ESPN will grant AOL syndication rights and join the digital publisher’s online video-programming network that already includes the Wall Street Journal, Sports Illustrated and 1,700 other publishers.
AOL Chief Executive Officer Tim Armstrong is seeking to transform the company into a content publisher driven by advertising. Online video commands higher ad rates than traditional Web placements, and marketers are increasingly looking for more outlets to run promotions. Spending on digital-video ads is projected to increase 41 percent to $4.09 billion in the U.S. this year, according to EMarketer Inc.
“Advertisers tell us there isn’t enough quality inventory, and we’re working fast to deliver that,” said Ran Harnevo, the head of AOL’s video unit. What sets AOL apart from other digital-video networks is its “high-quality” content, he said.

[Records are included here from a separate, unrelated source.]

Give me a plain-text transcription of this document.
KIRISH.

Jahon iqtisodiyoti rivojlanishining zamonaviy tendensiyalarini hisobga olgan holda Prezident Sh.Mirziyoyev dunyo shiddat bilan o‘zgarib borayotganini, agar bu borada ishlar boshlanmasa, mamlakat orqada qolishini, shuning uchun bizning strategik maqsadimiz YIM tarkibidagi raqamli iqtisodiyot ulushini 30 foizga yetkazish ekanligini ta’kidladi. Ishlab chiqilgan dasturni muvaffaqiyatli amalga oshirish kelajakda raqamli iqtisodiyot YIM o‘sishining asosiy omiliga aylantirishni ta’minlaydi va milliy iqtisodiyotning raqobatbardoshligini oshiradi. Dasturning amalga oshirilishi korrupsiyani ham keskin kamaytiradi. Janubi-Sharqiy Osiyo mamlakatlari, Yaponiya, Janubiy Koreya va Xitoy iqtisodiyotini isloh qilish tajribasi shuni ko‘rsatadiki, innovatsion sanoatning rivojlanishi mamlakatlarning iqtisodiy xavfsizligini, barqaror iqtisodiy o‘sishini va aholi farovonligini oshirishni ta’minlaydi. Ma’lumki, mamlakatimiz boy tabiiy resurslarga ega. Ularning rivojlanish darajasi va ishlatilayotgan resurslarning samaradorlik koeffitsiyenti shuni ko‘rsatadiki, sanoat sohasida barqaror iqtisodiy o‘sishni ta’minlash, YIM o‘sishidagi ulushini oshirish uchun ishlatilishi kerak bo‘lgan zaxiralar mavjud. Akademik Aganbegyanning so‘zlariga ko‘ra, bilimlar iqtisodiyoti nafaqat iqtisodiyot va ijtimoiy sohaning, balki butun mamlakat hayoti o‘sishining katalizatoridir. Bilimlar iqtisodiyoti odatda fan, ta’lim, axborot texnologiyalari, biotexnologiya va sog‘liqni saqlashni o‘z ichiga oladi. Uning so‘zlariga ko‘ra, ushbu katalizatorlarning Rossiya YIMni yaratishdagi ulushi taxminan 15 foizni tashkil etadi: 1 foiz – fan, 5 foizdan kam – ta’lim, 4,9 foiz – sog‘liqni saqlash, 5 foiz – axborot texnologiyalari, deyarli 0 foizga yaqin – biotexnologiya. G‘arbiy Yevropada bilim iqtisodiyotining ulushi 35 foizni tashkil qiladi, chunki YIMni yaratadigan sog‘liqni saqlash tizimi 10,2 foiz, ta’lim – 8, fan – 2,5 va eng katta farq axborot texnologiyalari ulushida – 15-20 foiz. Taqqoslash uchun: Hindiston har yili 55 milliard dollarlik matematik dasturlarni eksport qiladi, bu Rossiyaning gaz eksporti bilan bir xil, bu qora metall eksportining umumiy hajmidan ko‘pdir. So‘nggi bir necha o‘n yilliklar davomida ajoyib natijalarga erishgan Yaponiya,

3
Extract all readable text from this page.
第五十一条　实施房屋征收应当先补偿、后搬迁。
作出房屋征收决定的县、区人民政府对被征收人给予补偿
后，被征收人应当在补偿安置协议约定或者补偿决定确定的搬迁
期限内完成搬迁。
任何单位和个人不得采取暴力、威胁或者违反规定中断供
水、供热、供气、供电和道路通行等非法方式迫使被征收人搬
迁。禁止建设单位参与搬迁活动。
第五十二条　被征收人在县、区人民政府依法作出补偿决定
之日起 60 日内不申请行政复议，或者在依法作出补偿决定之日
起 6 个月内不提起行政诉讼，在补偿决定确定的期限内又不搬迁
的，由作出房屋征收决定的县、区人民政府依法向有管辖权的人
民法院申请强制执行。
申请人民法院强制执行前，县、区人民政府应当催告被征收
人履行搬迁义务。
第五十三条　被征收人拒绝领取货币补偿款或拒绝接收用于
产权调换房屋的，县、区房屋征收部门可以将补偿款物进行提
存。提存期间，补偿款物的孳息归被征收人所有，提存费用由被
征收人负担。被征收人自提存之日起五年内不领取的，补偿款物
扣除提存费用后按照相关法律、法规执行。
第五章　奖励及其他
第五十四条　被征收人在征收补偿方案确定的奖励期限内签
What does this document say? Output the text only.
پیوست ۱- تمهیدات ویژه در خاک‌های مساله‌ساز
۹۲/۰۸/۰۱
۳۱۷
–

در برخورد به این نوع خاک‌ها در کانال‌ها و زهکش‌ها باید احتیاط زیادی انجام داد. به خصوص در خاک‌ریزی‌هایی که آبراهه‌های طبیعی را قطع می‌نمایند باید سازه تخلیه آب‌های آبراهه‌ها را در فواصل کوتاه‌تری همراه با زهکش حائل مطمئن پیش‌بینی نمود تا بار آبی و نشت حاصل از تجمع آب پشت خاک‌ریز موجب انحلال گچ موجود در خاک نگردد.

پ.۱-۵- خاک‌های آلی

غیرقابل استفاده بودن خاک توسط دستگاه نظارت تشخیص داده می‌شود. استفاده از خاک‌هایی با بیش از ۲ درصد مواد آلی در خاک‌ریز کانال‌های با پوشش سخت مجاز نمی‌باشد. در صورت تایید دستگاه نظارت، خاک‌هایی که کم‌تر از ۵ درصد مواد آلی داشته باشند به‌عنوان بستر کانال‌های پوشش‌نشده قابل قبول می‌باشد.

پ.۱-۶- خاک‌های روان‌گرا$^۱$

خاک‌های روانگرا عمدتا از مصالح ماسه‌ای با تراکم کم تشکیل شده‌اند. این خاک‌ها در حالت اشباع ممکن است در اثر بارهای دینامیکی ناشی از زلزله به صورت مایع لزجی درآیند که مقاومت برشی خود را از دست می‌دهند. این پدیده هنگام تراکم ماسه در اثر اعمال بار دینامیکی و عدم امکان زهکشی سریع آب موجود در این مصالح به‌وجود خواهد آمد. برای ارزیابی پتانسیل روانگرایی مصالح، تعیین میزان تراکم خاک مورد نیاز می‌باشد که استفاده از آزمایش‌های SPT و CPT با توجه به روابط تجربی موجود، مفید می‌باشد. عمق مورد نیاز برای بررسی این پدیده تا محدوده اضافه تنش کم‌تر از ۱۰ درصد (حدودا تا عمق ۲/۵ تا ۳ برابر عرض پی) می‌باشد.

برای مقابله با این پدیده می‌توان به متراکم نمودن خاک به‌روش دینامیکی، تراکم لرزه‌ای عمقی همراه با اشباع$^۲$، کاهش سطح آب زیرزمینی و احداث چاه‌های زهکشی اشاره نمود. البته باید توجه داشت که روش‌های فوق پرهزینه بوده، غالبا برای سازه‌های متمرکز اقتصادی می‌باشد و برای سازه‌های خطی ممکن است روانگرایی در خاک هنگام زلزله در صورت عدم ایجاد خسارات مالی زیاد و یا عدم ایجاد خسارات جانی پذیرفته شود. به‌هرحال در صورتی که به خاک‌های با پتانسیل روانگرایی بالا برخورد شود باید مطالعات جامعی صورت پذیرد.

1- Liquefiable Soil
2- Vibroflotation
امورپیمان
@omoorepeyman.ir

As part of the agreement, ESPN can sell short commercials that run at the start of each video clip, with both AOL and ESPN sharing in the revenue. Publishers participating in AOL’s network can feature ESPN’s video content on their sites also receive a cut of any advertising buys. AOL’s ad business makes up more than two-thirds of sales, and its video network had 71.2 million viewers in August, second to Google Inc.’s 167 million, according to ComScore Inc. AOL’s video audience is less than half of Google’s, underscoring the need to boost available video content.
The company’s video strategy has become more important as it cuts back on other content initiatives. It recently faced setbacks with its hyper-local news service called Patch. The company eliminated about 500 positions and said in August it could shutter as many as 20 percent of its more than 900 Patch websites.